4/15/2014

Bird Locally

Eastern Pheobe
photo by Ian Sturdee
As an avid birder, every spring people ask if I am going to Point Pelee or Long Point during the spring migration. More and more often my response is; a special trip to these wonderful birding areas may be on the agenda but a lot of time during spring is spent in my neighbourhood observing birds that stop by on their way north. Fortunately, my backyard is Heart Lake CA but it could be anywhere habitat such as trees, shrubs, brush, water or a wild meadow are present. If you are patient and observant you will be richly rewarded for staying close to home.

Etobicoke and Mimico Creeks provide opportunities for observing migration locally. Colonel Sam Smith Park located at Kipling Avenue and Lakeshore Boulevard, is a stop-over for a wide variety of migrant birds and a great place to obtain help from experienced birders who are sure to be where "the action is." On the other hand, you don't have to travel down to the shores of Lake Ontario to view migratory birds. There are plenty of spots along creeks to view these migrants as they travel north. Etobicoke Creek north of Burnamthorpe is one good spot and the Etobicoke Trail provides easy access to this area. Some additional hot-spots are:

The creek valley between Kennedy Road and the 410, Loafer's Lake to north of Mayfield Road, and even in the heart of Brampton you can see warblers and other migrants along the valley north of Church Street. Golf courses also provide opportunities for birders, especially if your game isn't going too well. Peel Village and Markland Woods have a variety of birds, as these areas provide habitat necessary for migration rest spots. Professor's Lake and Heart Lake are great areas to view water birds like the Horned Grebe in the picture. Heart Lake is a particularly good location for songbirds and species such as the American Bittern.

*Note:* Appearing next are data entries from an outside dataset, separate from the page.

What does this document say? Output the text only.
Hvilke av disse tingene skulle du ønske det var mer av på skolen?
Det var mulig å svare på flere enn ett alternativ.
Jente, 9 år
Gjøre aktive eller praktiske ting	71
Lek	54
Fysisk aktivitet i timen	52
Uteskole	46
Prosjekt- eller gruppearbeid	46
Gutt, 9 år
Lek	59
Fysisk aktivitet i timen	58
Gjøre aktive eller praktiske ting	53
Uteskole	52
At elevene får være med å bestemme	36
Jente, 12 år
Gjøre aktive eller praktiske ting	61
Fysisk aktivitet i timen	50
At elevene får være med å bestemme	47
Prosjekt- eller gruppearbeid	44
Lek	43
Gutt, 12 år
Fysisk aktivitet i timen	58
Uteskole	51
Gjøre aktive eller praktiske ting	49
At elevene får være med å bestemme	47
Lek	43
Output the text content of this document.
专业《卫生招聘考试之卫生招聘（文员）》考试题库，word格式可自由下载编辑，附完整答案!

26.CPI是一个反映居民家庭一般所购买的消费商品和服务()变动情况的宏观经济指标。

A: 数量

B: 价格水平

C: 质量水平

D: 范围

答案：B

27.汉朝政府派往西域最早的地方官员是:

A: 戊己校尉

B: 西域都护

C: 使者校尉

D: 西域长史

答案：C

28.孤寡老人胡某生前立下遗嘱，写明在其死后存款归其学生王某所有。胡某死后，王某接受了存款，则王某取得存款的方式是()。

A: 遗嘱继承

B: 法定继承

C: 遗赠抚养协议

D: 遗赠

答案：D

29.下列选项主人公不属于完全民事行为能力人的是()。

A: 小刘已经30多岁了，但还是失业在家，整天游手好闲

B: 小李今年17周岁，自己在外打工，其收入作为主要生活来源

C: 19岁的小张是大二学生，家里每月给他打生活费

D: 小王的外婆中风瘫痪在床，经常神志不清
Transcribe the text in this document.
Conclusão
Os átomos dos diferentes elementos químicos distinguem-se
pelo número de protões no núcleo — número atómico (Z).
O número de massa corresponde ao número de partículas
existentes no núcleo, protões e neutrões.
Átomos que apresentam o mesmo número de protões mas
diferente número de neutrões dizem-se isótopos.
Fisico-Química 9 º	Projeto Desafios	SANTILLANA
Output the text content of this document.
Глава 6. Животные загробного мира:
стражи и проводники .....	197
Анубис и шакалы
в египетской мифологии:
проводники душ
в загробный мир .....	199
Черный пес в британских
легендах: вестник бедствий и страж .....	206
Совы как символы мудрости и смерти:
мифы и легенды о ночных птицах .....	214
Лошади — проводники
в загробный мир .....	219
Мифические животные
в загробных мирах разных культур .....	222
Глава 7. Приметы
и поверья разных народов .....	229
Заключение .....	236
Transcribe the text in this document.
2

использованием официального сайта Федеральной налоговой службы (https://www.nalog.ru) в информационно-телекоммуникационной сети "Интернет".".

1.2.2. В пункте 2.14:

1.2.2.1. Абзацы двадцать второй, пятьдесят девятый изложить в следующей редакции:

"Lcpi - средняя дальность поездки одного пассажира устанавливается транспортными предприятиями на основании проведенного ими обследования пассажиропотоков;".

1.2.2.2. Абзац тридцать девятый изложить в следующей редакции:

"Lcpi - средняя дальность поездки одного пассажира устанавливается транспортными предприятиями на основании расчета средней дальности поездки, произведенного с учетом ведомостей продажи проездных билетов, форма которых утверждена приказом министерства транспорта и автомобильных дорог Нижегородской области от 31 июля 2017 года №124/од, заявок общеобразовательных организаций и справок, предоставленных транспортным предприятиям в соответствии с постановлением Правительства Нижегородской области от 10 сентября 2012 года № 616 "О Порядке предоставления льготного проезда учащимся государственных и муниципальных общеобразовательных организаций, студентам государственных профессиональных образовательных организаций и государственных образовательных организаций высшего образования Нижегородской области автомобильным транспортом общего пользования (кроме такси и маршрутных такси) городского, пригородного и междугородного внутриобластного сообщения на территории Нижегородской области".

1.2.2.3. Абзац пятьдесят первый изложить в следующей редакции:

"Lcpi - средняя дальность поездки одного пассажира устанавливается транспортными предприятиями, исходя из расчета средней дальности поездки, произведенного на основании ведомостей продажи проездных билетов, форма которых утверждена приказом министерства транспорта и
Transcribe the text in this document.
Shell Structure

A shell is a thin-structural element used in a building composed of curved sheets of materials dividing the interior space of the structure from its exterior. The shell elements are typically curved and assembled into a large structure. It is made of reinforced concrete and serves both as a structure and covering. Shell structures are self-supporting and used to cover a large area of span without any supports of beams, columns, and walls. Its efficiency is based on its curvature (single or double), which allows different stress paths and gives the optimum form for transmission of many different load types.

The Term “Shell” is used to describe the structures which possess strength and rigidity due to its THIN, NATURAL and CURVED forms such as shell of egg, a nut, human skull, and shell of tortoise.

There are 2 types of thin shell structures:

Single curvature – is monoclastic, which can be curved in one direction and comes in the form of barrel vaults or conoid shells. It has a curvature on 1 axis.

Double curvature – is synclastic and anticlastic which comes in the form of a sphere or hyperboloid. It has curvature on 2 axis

No matter where you choose to view birds, there are a few things to keep in mind and help you be prepared. Wear comfortable shoes, bring binoculars, and have a camera to take pictures and small notebook to write down key features. If you are unable to identify a particular bird, having a description or image will allow you to consult a field guide or ask an experienced birder to help determine species. The best time to observe is early in the morning or later in the evening. Birds are most active during these times making them easier to view. Pay attention to forest edges and low vegetation as in many cases, birds will be feeding lower to the ground making them easier to spot. Don't forget to use your ears and eyes to find them. Even if you can't identify birds by their songs, if you hear a call that is unfamiliar it should help you find the performer. You should also keep an eye out for Chickadees feeding in the lower branches of shrubs and trees. Many times they will be part of a mixed group of migrants that could include many different species of warblers, vireos and other songbirds. If you are fortunate enough to be witness to one of these large flocks, identification can be challenging. If it becomes overwhelming, simply stand back and enjoy the spectacle.

So don't worry if you can't get to one of Ontario's hotspots to see the birds. You can stay close to home, view this wonderful event and get to know your own backyard the way the birds do. The thing that makes me happy staying local is that I get to be surprised by what I do see rather than by what I've missed.